Sex can be absolutely fantastic, but it takes both individuals putting in the effort to make the experience worth it. Although many over think it and worry about making mistakes, sex is actually pretty difficult to screw up if you know the mistakes to avoid. What it all comes down to are three things - enjoying yourself, making sure your partner enjoys himself and allowing yourself to let go of negative thoughts holding you back. There are several ways you can do all that by avoiding making certain mistakes in bed.
Not being groomed/ hygienic
Obviously there are times when sex is going to be completely unexpected, but you should always be showered, cleaned up and groomed before you come in contact with a guy you might sleep with. Even if you think you're only running out to dinner for an hour with friends, you never know what the night can turn into, so be prepared at any time just in case.
Checking your phone
This may sound absolutely insane that I even have to put this on here, but there are actually quite a few who actually check their phone during sex. At least a handful of people told me they've answered a phone call or responded to a text while they were in the middle of sex with their partner. If you're one of those who does this, you probably shouldn't be having sex with the person currently in your bed.
Making little to no noise
Sex isn't a silent movie. I'm not saying go all out with banshee screams, but you need to make some noise otherwise the guy is going to think you're not enjoying yourself at all. Many guys are incredibly sensitive when it comes to sex, so if he thinks he's not pleasuring you, it's going to crush his ego. Don't be afraid to make some noise; it's natural and anyone who's had sex before is used to it.
Worrying too much
I can't emphasize enough how worrying too much during sex can kill the entire experience. Keep that in mind any time you start to worry about whether or not he'll like sex with you. Just focus on enjoying yourself and the experience and you'll skyrocket the chances that he'll be happy too. If you're one of the many who worry about their body, you'd be surprised how high the chances are that he doesn't notice all the flaws you notice about yourself. I've talked to many guys who told me they loved the woman's body and didn't mention a flaw at all.
Asking numerous questions
I absolutely cannot stand when a guy asks me question after question during (or after) sex. One or two - okay fine - but that's all it should be. Don't keep asking him if he's having a good time, if it feels good, if he's enjoying himself, if you're doing it right, etc. Have the confidence that you're doing everything right and he'll be able to pick up on that.
Just laying there
Unless you're trying to imitate a rock, there's no excuse to just lay there during sex. Other than making noise, you also have to move your body. Again, he's going to think you're hating the experience if it doesn't seem like you're enjoying yourself. If you feel awkward and aren't sure what to do with your body, start out by pulling your legs up so they're parallel with his body or wrapping your legs around his back, then just go from there.

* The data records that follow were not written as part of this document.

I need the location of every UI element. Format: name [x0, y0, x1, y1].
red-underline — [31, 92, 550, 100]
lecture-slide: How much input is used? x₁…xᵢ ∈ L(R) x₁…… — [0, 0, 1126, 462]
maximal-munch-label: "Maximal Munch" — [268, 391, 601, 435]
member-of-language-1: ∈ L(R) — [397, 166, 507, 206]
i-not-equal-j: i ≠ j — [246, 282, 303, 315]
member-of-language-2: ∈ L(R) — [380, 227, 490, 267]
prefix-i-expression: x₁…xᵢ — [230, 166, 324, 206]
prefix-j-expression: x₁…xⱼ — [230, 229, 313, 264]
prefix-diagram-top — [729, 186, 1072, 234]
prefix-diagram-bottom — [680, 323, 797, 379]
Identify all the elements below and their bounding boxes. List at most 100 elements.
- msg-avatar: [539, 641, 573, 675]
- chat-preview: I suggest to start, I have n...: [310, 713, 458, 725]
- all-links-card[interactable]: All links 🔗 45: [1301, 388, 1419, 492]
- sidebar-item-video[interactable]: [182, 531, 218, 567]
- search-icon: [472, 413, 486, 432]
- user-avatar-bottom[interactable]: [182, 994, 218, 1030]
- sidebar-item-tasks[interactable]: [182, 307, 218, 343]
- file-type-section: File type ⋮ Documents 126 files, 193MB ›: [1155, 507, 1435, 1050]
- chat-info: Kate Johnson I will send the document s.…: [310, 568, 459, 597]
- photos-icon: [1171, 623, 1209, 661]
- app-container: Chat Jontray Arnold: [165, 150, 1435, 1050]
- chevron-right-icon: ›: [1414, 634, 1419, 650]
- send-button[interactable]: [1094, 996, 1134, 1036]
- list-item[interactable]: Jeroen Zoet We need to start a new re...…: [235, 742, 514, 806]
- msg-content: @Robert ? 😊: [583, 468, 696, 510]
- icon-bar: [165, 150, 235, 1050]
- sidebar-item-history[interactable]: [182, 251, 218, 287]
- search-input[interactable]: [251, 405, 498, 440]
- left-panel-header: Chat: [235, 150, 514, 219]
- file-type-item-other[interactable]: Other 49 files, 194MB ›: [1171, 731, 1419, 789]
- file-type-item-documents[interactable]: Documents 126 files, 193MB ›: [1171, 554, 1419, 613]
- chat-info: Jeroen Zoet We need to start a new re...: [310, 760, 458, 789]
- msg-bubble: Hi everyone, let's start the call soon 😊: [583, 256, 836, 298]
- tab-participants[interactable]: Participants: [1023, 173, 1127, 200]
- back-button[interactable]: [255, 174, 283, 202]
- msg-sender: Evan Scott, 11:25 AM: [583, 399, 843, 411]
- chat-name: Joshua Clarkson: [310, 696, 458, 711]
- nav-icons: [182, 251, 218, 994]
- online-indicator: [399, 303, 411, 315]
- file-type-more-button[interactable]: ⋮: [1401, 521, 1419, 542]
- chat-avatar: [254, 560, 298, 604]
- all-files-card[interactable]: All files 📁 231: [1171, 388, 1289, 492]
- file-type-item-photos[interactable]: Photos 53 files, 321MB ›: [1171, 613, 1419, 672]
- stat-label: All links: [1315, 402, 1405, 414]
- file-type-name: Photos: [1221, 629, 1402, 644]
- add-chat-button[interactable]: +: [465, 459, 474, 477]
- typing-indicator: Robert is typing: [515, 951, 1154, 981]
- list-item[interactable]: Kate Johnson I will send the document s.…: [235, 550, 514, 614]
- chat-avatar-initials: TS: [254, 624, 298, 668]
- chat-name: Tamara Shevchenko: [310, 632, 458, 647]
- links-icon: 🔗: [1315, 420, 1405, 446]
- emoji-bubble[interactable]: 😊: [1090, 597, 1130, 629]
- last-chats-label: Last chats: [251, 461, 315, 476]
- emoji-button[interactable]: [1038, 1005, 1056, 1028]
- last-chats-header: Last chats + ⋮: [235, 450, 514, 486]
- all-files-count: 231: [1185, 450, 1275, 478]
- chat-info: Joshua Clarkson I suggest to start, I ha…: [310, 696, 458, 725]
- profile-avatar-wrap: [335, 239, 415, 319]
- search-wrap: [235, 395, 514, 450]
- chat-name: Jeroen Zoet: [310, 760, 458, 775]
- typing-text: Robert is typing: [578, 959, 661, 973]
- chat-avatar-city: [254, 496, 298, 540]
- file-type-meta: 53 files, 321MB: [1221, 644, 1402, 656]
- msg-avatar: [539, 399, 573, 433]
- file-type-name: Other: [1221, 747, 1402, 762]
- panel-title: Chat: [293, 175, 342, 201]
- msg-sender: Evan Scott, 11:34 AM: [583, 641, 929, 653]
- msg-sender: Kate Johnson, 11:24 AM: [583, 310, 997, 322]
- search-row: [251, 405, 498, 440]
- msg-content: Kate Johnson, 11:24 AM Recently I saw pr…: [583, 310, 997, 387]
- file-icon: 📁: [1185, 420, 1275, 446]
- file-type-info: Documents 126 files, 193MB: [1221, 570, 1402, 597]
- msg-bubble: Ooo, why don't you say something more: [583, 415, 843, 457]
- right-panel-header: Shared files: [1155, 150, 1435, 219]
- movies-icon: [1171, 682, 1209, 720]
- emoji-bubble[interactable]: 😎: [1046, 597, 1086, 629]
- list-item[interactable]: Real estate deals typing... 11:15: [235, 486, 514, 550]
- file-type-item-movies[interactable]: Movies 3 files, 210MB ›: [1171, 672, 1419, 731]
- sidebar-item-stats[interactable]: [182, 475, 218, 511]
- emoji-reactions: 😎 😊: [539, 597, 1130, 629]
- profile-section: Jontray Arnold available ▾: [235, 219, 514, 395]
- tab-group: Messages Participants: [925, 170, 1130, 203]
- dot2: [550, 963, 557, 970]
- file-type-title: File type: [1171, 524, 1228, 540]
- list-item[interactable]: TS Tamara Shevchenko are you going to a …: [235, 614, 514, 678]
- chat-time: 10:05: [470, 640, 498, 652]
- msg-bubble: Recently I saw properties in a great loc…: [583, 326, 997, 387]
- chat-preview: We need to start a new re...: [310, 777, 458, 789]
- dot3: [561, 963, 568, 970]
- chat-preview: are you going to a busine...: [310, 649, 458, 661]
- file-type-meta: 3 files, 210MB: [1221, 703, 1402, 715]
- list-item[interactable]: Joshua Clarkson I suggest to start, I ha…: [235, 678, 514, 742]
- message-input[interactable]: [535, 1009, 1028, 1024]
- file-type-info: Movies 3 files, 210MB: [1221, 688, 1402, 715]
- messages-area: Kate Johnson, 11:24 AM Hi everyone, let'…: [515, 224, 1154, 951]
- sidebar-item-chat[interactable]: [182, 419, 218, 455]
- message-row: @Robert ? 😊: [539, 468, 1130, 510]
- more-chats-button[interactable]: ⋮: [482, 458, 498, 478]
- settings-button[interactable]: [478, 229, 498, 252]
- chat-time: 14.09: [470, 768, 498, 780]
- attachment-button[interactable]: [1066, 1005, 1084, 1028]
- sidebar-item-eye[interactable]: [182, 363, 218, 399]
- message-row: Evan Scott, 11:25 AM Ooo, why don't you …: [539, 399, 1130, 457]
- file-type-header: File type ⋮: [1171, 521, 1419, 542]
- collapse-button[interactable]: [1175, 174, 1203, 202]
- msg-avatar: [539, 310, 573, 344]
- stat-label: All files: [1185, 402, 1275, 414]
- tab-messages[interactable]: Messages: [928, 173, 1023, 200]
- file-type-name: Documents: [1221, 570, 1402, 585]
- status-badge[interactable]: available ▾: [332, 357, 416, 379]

Not paying attention to your partner
Don't over-analyze the guy, but pay attention to the signs he's giving you to know what's working for him and what he wants. You'll be able to tell from his body language and sounds as well as the verbal cues. He may also be one of those who passes up on the verbal and just leads your hand or body to where he'd like you to go. Of course it's your choice whether or not to go for it, but any time you're having sex, make sure to pay attention to your partner to ensure both of you enjoy the experience.
Don't be so worried about making mistakes during sex that you freak yourself out and panic. Sex is supposed to be fun and a great experience, not something that causes anxiety. Keep the aforementioned tips in mind if you want to increase the chances that both of you will enjoy yourselves and revel in what's going on in the bed rather than what could (and likely won't) go wrong.